If I may join the discussion; I think having it as a trim-parameter is a good idea - then it could applied on all rolling means there is in TTR.

serkor1 avatar Mar 02 '24 06:03 serkor1

it seems to me that the place to put this would be in runMean, since it already exists, not as a new function

trim in mean.default is defined as:

  if (trim > 0 && n) {
    if (is.complex(x)) 
      stop("trimmed means are not defined for complex data")
    if (anyNA(x)) 
      return(NA_real_)
    if (trim >= 0.5) 
      return(stats::median(x, na.rm = FALSE))
    lo <- floor(n * trim) + 1
    hi <- n + 1 - lo
    x <- sort.int(x, partial = unique(c(lo, hi)))[lo:hi]
  }

so your prototype functionality would deliver the median of the data for any value of trim>0.05

braverock avatar Mar 02 '24 14:03 braverock

agree this should ideally just extend runMean util i get time to work on a proper C pr, here is a usable R implementation:

runTrimmedMean <- function(x, n, cumulative = FALSE, trim = 0) {
  if (trim <= 0) return(runMean(x, n = n, cumulative = cumulative))
  if (trim >= 0.5) return(runMedian(x, n = n, cumulative = cumulative))
  x <- try.xts(x, error = as.matrix)
  if (NCOL(x) > 1) stop("ncol(x) > 1. runSum only supports univariate 'x'")

  len.x <- nrow(x)
  r <- rep(NA_real_, len.x)
  v <- as.vector(x)
  start <- max(last(which(is.na(v))) + 1, 1)

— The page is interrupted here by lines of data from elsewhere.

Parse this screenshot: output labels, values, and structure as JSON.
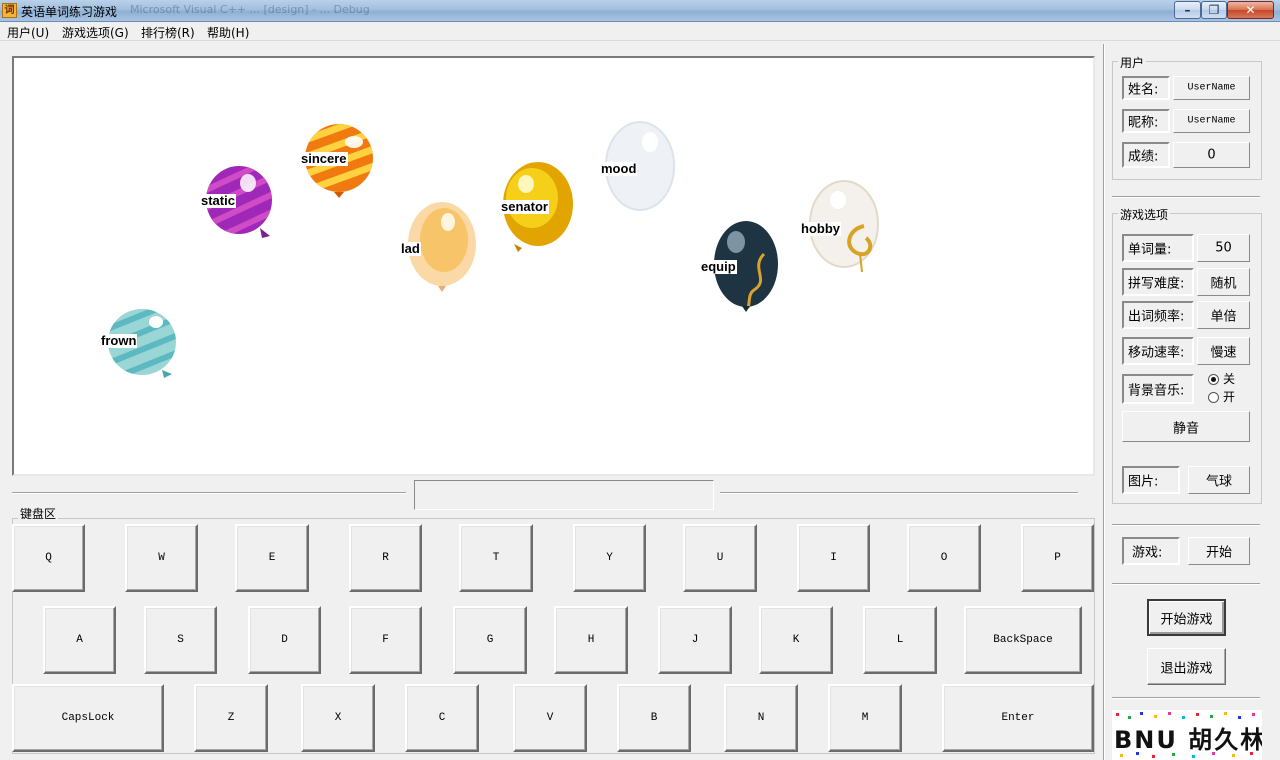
{
  "window": {
    "title": "英语单词练习游戏",
    "icon_glyph": "词",
    "ghost_title": "Microsoft Visual C++ ... [design] - ... Debug"
  },
  "menu": [
    "用户(U)",
    "游戏选项(G)",
    "排行榜(R)",
    "帮助(H)"
  ],
  "balloons": [
    {
      "word": "sincere",
      "color": "orange-striped"
    },
    {
      "word": "static",
      "color": "purple-striped"
    },
    {
      "word": "mood",
      "color": "white"
    },
    {
      "word": "senator",
      "color": "yellow"
    },
    {
      "word": "lad",
      "color": "peach"
    },
    {
      "word": "hobby",
      "color": "white-gold-ribbon"
    },
    {
      "word": "equip",
      "color": "dark-teal-gold-ribbon"
    },
    {
      "word": "frown",
      "color": "teal-striped"
    }
  ],
  "input": {
    "value": ""
  },
  "keyboard": {
    "title": "键盘区",
    "row1": [
      "Q",
      "W",
      "E",
      "R",
      "T",
      "Y",
      "U",
      "I",
      "O",
      "P"
    ],
    "row2": [
      "A",
      "S",
      "D",
      "F",
      "G",
      "H",
      "J",
      "K",
      "L",
      "BackSpace"
    ],
    "row3": [
      "CapsLock",
      "Z",
      "X",
      "C",
      "V",
      "B",
      "N",
      "M",
      "Enter"
    ]
  },
  "user": {
    "title": "用户",
    "name_label": "姓名:",
    "name_value": "UserName",
    "nick_label": "昵称:",
    "nick_value": "UserName",
    "score_label": "成绩:",
    "score_value": "0"
  },
  "options": {
    "title": "游戏选项",
    "words_label": "单词量:",
    "words_value": "50",
    "difficulty_label": "拼写难度:",
    "difficulty_value": "随机",
    "frequency_label": "出词频率:",
    "frequency_value": "单倍",
    "speed_label": "移动速率:",
    "speed_value": "慢速",
    "music_label": "背景音乐:",
    "music_off": "关",
    "music_on": "开",
    "mute_button": "静音",
    "picture_label": "图片:",
    "picture_value": "气球"
  },
  "game": {
    "status_label": "游戏:",
    "status_value": "开始",
    "start_button": "开始游戏",
    "exit_button": "退出游戏"
  },
  "logo": {
    "text": "BNU 胡久林"
  },
  "colors": {
    "titlebar": "#a3bfdd",
    "window_bg": "#f0f0f0",
    "close": "#c4472a"
  }
}
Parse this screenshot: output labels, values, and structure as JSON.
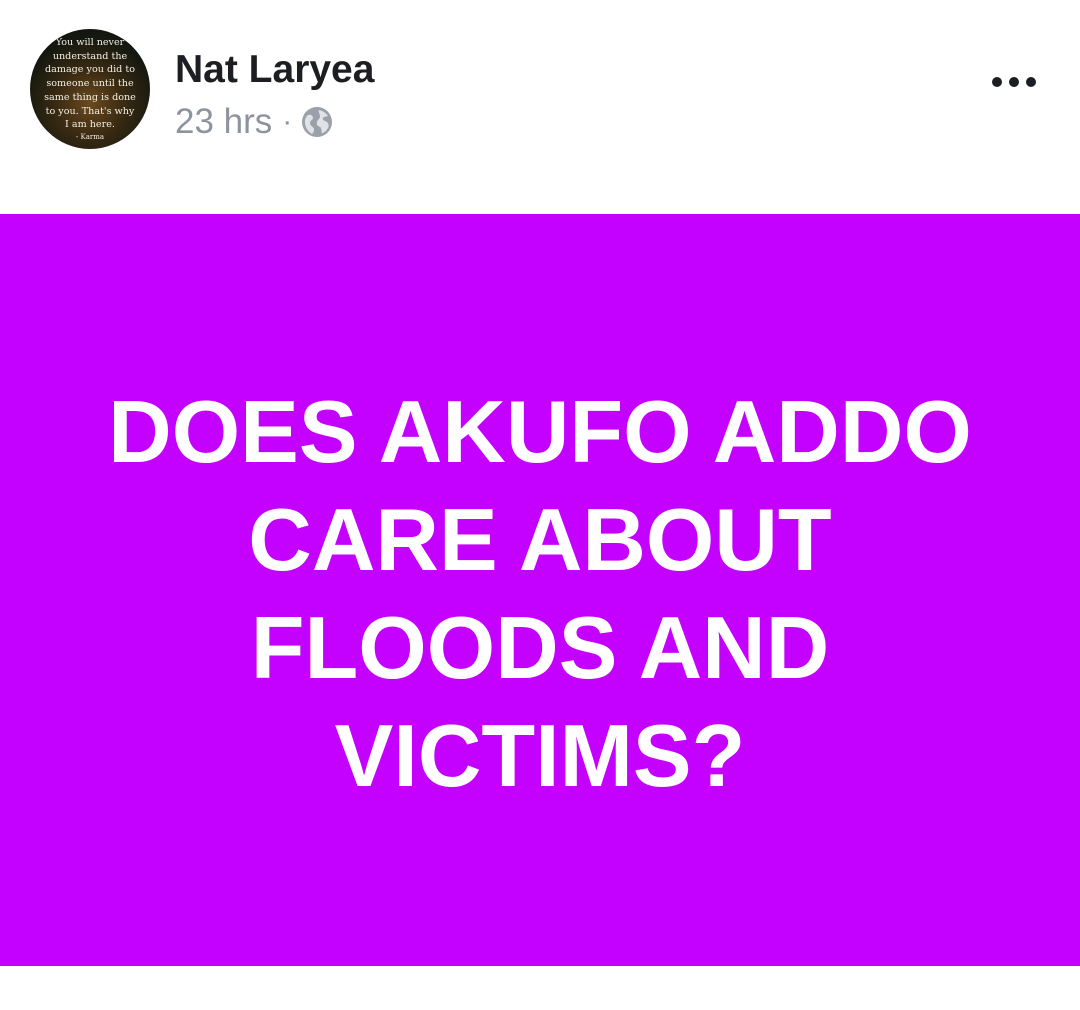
{
  "post": {
    "author": {
      "name": "Nat Laryea",
      "avatar_text_lines": [
        "You will never",
        "understand the",
        "damage you did to",
        "someone until the",
        "same thing is done",
        "to you. That's why",
        "I am here."
      ],
      "avatar_signature": "- Karma"
    },
    "timestamp": "23 hrs",
    "separator": "·",
    "privacy_icon": "globe-icon",
    "more_icon": "more-options-icon",
    "image": {
      "background_color": "#c400ff",
      "text_color": "#ffffff",
      "text_lines": [
        "DOES AKUFO ADDO",
        "CARE ABOUT",
        "FLOODS AND",
        "VICTIMS?"
      ]
    }
  }
}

  if (len.x >= (start + n)) {
    trim.start <- floor(trim * n) + 1
    trimmed.range <- trim.start:(n + 1 - trim.start)
    i <- start + n - 1
    buff <- sort(v[start:i])
    r[i] <- sum(buff[trimmed.range]) / length(trimmed.range)
    while(i < len.x) {
      i <- i+1
      if (cumulative) {
        #expand buffer
        n <- n + 1
        trim.start <- floor(trim * n) + 1
        trimmed.range <- trim.start:(n + 1 - trim.start)
      } else {
        #remove old value from buffer. will always get found by match, so no need for error handling
        buff <- buff[-match(v[i-n], buff)]
      }
      #add new value to buffer. match +  insertion is faster than resorting whole buffer
      after <- match(TRUE, v[i] <= buff, nomatch = length(buff) + 1) - 1
      buff <- append(buff, v[i], after = after) # < 1 will pre-pend
      r[i] <- sum(buff[trimmed.range]) / length(trimmed.range) #na's already handled, so bypass checks in mean
    }
  }
  return(reclass(r, x))
}

ethanbsmith avatar Mar 27 '24 22:03 ethanbsmith

Great start! Would it make sense to have unit tests of this function versus something like rollapply that uses mean with a trim value?

joshuaulrich avatar Mar 28 '24 16:03 joshuaulrich

yes. thats exactly how i tested this version. ill formalize them, as i need to that anyways

ethanbsmith avatar Mar 28 '24 17:03 ethanbsmith

Awesome. You can use 'tinytest' (it's a near drop-in replacement for 'testthat') instead of 'RUnit'. I intend to convert all the TTR tests to 'tinytest' at some point.